Durant la danse, je me suis éclatée. J’adore vraiment danser. De temps en temps je dansais en contact avec une des autres danseuses. À la fin, elle m’a dit que j’étais une Danseuse. Et c’est vrai que je sens la fluidité de mes mouvement et leur grâce. Tout mon corps bouge et je ne me demande plus ce que les autres pensent, je danse, c’est tout et du coup, mon corps est libre de s’exprimer comme il le veut et c’est lui le Danseur, moi, je ne fais que m’abandonner à lui et à la musique.

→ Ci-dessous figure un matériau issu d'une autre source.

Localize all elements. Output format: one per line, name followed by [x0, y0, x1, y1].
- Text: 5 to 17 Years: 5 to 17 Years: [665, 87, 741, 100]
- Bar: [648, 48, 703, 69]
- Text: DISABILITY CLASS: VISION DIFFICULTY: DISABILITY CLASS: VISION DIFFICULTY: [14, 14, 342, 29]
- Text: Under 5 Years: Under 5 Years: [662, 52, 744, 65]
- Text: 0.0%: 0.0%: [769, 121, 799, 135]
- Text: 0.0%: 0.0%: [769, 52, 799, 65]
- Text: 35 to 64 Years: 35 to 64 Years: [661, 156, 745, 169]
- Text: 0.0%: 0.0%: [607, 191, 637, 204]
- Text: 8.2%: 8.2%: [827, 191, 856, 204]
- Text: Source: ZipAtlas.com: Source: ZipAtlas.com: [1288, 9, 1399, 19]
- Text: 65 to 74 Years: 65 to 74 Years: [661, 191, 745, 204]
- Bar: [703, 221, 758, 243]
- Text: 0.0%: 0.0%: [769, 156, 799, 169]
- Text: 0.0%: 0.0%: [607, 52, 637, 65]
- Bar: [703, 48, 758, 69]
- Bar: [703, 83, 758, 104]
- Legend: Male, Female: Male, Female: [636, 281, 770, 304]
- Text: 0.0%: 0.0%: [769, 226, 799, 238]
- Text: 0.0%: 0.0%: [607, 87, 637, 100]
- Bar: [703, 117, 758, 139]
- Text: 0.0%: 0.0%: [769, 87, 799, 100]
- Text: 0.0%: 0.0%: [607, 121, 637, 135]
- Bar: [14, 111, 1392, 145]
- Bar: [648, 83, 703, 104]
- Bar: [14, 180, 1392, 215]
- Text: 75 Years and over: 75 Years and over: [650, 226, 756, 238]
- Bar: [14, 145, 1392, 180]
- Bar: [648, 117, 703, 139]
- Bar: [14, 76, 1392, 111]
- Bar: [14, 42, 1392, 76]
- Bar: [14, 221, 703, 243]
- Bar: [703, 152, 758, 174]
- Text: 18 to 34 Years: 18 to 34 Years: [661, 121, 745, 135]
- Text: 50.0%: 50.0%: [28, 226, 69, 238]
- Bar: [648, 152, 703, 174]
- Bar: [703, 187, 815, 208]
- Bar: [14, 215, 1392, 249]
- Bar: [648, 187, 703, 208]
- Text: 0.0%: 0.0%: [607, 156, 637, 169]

Quel bonheur ! Cela fait un bien fou de laisser cet espace pour le corps.

Avant de danser, j’ai retrouvé une amie qui m’avait laissé percevoir un gros manque de confiance en elle et un profond malaise dans son corps alors qu’elle est magnifique et sa beauté entre dans le modèle de beauté occidentale. Et je lui ai rappelé qu’elle avait de la valeur par le simple fait de son existence, qu’elle est magnifique. Je lui ai dit qu’elle n’a pas besoin d’accomplir des choses extraordinaires pour avoir de la valeur. Juste en étant elle même, c’est suffisant. Elle en avait les larmes aux yeux et on s’est dit qu’on se ferai un dernier repas ensemble avant mon départ. Ce sera demain midi, chez moi.

Après la danse, je suis donc allée chez Nora qui habite pas loin de chez Flavie. On a passé un bon moment ensemble. Nora a fait un grand pas dans l’échange oral, la discussion était beaucoup plus équilibrée entre nous deux cette fois-ci.

Quelle journée bien remplie, que de rencontres, c’est magnifique !

Je suis rentrée chez moi, le cœur rempli de tout ce que j’ai donné et de tout ce que j’ai reçu et j’étais ravie car je sais que ma vie, cela va être tout le temps comme cela maintenant.

Merci infiniment !

Je vais finir la semaine avec le cadeau que Nora m’a offert :

Est-ce qu’une fleur pleine de beauté et d’amour dit: « Je suis utile, je donne, je sers ? »

Elle EST ! Et parce qu’elle n’essaye pas de faire quelque chose, elle recouvre la terre.